不是大吵大闹,是一种更令人心寒的冷。他早出晚归,回来闷头吃饭,我们睡在同一张床上,背对背,各自翻手机。

我开始认真想一件事:我这三年,到底失去了什么?

二十六岁时,我是那家广告公司最年轻的主管,有几个猎头找过我,说可以帮我去上海、深圳的大公司,薪资翻倍。我拒绝了,因为志远的生意在本地,我不想两地分居。

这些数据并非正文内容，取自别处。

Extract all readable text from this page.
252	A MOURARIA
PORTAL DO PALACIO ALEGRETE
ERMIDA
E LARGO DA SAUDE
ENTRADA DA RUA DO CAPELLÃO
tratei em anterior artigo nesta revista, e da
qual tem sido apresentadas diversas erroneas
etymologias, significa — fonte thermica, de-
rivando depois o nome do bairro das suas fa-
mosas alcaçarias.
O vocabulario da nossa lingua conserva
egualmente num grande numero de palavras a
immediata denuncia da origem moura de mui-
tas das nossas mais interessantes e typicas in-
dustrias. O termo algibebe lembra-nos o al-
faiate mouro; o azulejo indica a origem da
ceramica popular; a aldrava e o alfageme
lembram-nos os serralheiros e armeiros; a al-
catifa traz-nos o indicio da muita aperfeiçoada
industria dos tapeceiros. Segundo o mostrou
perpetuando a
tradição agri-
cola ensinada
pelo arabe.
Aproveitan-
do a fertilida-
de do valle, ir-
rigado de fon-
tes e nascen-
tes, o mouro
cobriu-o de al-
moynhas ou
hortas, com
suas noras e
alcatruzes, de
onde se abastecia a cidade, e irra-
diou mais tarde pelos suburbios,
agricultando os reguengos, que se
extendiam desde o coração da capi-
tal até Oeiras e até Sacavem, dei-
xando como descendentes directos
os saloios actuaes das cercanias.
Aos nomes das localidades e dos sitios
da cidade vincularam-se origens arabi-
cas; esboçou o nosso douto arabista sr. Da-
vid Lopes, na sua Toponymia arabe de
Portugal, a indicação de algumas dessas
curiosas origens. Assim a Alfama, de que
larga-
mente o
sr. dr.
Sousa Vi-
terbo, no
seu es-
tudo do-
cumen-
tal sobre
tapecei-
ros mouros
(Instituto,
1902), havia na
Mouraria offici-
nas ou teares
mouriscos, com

二十七岁时,公司提出派我去读一个MBA进修班,费用公司出一半,我出一半,大概要六万块。我犹豫了很久,最后以"钱不够"为由放弃了,那六万留着帮他们家应急用了。

二十八岁时,我妈生病,我把存款拿出来给她治病,没有告诉志远,因为我知道告诉他也换不来什么实质帮助,他的钱永远比我更需要他。

现在二十九岁,我们账户里的存款,他要拿一多半去给妹妹办婚事。

我把这些列在一张白纸上,一条一条写清楚,看了很久。

然后我拿出手机,给那个当年找过我的猎头发了一条消息:你们那边,现在还有机会吗?

猎头回复得很快,说深圳有家4A广告公司正在招创意总监,问我有没有兴趣。

我说,有。

投简历、笔试、第一轮面试,我都瞒着陈志远。不是故意欺骗,而是我清楚地知道,如果他知道了,会是什么反应——他会说"你要去深圳?那我们怎么办",然后把"我们怎么办"翻译成"我妹妹、我妈妈、我的生意怎么办",最后再用那句"你不是说不怕吃苦吗"压下来。

我不想再被那句话压着了。

第二轮面试的那天,我请了半天假,把自己收拾得干净利落,坐上去深圳的高铁,靠着窗,看窗外的风景一帧一帧向后退去。

心里有什么东西,在松动。

面试官是个四十多岁的女人,头发利落地盘在脑后,讲话简洁有力。她看完我的作品集,抬起头说:"你的东西有灵气,但这几年进步幅度不够大,是遇到瓶颈了?"

我想了想,说:"是被一些事情耽误了。"

她点了点头,没有追问。

回程的高铁上,我收到了她的短信:林晓雨女士,期待你加入我们。

我盯着那条消息,眼睛酸了很久,最终哭出来了——不是委屈,是如释重负,是一种久违的、属于我自己的欢喜。